Lady Snowblood 2: Love Song of Vengeance
The sequel to Lady Snowblood opens with Yuki (Kaji, reprising her role) being surrounded and attacked by a ton of police. She kills a number of them before finally realizing there are too many for even her to take on and she gives up. Yuki is arrested and sentenced to hang but right before her sentenced is to be executed she is saved by the head of the Secret Police Kikui Seishiro (Shin Kishida).
Kikui is aware of Yuki’s past and wants to use her special skills to help serve the government. He enlists her as a spy to infiltrate the home of Tokunaga Ransui (Juzo Itami), an anarchist who is seen as an enemy of the state. Yuki is advised that Tokunaga has a critical document that could bring down the government. Yuki’s job is to retrieve that document, but once she spends time with Tokunaga she is unsure as to which side is the good side.
Love Song of Vengeance isn’t nearly as good as the first film. That’s not to say it’s bad because it’s certainly not. It does, however, lack some of the fun of the first film. In Lady Snowblood there is a good balance of introducing us to Yuki and her backstory while making sure the film gets going right away. In Long Song of Vengeance things take a little longer to pick up.
Maybe it was just the political stuff that I didn’t find as interesting but personally I see Lady Snowblood as a hired assassin. I don’t really care that much to see her spend time trying to find some important document. I want to see her assassinating and this time around it took longer to get to that point.
All that being said the film is still very good and entertaining, just in a different way. Tamura is back once again shooting gorgeous landscapes and Kaji is still kick-ass. Things are just toned down a smidge.

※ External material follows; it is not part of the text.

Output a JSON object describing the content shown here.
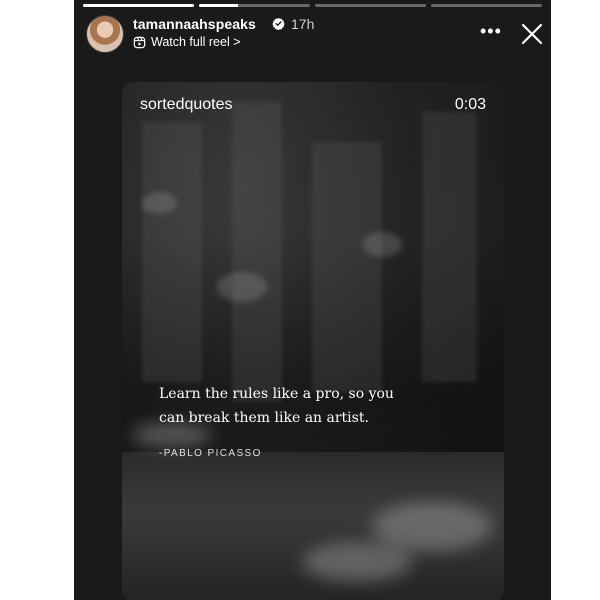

Criterion has released both films together in one wonderful set. The films are both on one disc, but given the space availability on Blu-rays that’s more than enough room to not have to cram the films on. Transfers on booth films are stunning, which is very important for movies that rely heavily on strong, vivid visuals like these. Not a lot of special features but you do get to brand new interviews. The first is with Kazuo Koikie, the creator of the Lady Snowblood magna, and the second is with Norio Osada, the man who adapted the magna into screenplays. Combined these are just over 30 minutes and give you a bit of insight on the creation of this great character.
Criterion has never steered me wrong before and this is another fantastic release from them. I really can’t think of any reason why you shouldn’t get this.
Overall Rating: 4.5/5
The Complete Lady Snowblood is now available on Blu-ray from Criterion.